Остаток войны для капитана Юнгера – история печальная. Освобожденный от служебных обязанностей, он едет домой, в Кирххорст, где разбирает свои бумаги, читает рассказы о кораблекрушениях, читает «A Rebours»[211] Гюисманса и ждет, когда раздастся грохот американских танков. Получив телеграмму с известием о гибели Эрнстеля на итальянском фронте, он лишается воли к тому, чтобы вести себя разумно, и проявляет ужас родителя, сраженного наповал, потерявшего то, что любит больше всего. Фото Эрнстеля висит у него в библиотеке рядом с портретом его покровителя, генерала Шпайделя.
Юнгер отказался предстать перед комиссией по «денацификации» на том основании, что никогда не был нацистом. Однако вся его карьера развивалась таким образом, что закрыла ему доступ в послевоенный литературный истеблишмент Германии. Если идеалом его была «пустыня», то до недавнего времени он был обречен на пребывание там.
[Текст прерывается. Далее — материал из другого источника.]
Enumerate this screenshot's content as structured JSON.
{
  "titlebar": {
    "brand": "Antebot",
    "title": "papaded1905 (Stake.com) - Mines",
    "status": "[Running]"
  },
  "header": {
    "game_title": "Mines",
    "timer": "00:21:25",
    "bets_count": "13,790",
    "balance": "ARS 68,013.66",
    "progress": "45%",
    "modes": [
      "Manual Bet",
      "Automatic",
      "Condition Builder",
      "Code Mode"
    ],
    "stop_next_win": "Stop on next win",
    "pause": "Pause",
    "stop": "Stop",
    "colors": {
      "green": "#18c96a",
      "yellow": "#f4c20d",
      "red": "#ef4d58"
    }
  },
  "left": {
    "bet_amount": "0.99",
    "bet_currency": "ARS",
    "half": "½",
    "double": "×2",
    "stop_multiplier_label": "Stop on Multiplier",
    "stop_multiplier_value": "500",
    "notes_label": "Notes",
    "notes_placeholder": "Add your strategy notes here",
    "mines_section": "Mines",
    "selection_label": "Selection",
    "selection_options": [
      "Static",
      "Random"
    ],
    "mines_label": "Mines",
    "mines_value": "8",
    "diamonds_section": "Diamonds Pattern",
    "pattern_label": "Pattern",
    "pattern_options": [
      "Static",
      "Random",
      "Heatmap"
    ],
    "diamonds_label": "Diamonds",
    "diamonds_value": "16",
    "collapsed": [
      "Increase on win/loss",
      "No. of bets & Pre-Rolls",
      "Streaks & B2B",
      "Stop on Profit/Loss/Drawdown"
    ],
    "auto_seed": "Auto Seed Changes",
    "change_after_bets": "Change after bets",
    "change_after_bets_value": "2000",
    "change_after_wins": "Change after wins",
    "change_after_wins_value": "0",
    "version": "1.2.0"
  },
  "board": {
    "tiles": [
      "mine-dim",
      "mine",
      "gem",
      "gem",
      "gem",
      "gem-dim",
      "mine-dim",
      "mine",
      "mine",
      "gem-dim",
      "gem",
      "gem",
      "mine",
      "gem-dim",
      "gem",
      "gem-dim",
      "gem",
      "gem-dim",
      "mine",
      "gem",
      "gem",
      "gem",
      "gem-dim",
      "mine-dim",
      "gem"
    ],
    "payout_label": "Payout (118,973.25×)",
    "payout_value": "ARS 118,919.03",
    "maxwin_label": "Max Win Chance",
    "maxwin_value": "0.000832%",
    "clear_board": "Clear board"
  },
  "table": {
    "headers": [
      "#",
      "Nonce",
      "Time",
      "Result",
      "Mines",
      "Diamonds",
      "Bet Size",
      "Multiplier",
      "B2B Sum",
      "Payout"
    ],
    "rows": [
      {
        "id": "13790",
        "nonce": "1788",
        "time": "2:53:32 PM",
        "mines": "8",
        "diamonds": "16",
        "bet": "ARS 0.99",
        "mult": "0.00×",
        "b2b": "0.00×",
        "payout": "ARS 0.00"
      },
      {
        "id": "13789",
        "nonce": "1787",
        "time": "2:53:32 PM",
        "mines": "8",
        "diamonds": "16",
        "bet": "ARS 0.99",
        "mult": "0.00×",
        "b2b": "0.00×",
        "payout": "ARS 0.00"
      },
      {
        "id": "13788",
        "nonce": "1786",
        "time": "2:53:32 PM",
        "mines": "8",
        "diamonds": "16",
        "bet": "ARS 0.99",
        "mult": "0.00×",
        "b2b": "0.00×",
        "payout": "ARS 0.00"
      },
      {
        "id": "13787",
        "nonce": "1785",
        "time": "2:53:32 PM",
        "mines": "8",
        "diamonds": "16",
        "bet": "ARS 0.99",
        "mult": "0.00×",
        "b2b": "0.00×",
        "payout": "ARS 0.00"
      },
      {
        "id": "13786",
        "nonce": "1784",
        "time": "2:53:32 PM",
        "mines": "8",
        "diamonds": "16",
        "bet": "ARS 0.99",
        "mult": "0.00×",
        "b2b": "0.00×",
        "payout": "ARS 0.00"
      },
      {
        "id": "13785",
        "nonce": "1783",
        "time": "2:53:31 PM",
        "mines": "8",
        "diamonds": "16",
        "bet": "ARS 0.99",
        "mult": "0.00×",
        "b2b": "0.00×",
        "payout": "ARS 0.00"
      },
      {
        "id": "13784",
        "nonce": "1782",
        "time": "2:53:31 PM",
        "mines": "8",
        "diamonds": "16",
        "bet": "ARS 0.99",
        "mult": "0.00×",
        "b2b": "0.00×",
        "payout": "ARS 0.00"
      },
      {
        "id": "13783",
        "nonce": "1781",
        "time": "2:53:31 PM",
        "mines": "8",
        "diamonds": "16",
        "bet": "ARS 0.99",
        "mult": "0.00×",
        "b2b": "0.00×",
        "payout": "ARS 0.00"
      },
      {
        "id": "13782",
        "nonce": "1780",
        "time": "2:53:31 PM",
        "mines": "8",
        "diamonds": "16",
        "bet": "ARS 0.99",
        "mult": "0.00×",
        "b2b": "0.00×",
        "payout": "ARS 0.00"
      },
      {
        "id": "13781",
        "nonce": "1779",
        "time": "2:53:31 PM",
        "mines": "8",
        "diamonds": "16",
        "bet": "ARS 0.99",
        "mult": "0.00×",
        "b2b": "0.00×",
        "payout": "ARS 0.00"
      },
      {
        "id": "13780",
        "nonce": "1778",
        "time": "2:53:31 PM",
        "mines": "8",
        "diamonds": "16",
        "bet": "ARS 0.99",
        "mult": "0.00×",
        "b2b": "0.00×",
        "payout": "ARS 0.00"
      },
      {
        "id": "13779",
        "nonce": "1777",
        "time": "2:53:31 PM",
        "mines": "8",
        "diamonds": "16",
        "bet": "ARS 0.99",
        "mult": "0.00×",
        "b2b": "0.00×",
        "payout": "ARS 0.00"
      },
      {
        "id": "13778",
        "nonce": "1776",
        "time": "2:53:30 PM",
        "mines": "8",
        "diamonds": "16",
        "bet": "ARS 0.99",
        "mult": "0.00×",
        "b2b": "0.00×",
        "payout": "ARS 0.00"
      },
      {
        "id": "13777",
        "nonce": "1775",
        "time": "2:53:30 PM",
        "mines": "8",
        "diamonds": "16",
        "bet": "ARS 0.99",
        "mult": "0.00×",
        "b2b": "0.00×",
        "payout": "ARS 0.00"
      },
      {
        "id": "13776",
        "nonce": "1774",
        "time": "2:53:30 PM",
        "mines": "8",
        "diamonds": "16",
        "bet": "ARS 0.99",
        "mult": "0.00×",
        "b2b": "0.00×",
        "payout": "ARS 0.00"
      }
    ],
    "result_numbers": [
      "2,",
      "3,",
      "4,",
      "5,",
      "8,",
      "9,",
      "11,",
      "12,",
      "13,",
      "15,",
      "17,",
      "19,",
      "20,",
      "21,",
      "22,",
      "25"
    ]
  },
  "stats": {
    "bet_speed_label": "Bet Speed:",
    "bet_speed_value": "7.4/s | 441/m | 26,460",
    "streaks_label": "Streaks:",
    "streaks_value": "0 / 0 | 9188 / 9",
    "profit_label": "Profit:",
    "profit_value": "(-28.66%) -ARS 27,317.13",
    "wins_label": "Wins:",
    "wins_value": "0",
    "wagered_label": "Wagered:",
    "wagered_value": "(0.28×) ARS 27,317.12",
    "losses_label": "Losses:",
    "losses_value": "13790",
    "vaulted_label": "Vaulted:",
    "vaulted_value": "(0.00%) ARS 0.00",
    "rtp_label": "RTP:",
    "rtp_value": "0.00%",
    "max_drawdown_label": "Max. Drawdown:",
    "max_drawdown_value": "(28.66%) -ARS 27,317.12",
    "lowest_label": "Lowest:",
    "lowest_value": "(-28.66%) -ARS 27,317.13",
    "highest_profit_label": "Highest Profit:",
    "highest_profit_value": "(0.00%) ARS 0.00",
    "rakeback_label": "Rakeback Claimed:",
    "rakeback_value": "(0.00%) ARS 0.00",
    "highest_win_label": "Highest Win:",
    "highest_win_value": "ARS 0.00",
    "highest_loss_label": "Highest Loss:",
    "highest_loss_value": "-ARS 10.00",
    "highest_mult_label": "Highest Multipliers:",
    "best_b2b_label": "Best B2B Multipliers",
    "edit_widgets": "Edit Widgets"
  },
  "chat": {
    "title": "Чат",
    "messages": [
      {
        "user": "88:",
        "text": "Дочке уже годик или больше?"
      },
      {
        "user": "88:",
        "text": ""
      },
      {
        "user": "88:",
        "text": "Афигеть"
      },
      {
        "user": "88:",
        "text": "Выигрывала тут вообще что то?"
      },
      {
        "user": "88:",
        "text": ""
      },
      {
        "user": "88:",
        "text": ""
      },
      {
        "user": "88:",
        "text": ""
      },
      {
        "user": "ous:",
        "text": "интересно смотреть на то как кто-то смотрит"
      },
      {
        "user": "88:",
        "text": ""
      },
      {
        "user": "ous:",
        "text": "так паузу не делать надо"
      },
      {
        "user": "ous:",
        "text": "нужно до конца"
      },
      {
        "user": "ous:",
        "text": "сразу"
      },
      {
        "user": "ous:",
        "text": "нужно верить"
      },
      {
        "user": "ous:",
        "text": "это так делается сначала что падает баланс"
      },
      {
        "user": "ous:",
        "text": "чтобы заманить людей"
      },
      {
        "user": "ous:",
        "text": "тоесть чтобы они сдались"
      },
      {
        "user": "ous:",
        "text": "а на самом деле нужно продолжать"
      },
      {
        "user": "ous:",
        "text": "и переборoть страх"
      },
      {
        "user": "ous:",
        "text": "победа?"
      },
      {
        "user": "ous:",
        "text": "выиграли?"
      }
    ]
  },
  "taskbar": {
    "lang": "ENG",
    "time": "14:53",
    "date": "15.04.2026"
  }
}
С 1950 года он живет в живописной холмистой местности, в Верхней Швабии; его дом в Вильфлингене расположен напротив замка баронов фон Штауффенбергов, куда по случайному совпадению был интернирован Пьер Лаваль после побега из Франции в 1944-м. (Зигмаринген, резиденция маршала Петена и место действия «D’un Château à l’autre»[212], лежит всего в нескольких милях).
Мой собственный визит к Юнгеру пять лет назад оставил странные впечатления. В восемьдесят лет у него были белые, как снег, волосы и при этом подпрыгивающая походка очень подвижного школьника. Смех у него был негромкий, фыркающий. Стоило вниманию переключиться с его персоны на что-либо еще, он, как правило, отвлекался. Незадолго до того он выпустил книгу, где описывал свои эксперименты с наркотиками, от первого вдоха эфира до лизергиновой кислоты, и вот-вот собирался издать огромный роман, озаглавленный «Eumeswil». Первый этаж дома был обставлен в стиле бидермайер, там были тюлевые занавески и фаянсовые печурки, а обитала там его вторая жена, профессиональный архивист, специалист по текстологии Гёте. Собственные апартаменты Юнгера наверху жесткими поверхностями напоминали солдатский бункер, на лестнице стояли шкафчики с жуками, повсюду вокруг лежали памятные сувениры: кости ископаемых, раковины, шлемы с обеих войн, скелеты животных, коллекция песочных часов. (В 1954 году он написал «Трактат о песочных часах» – философское размышление о ходе времени.)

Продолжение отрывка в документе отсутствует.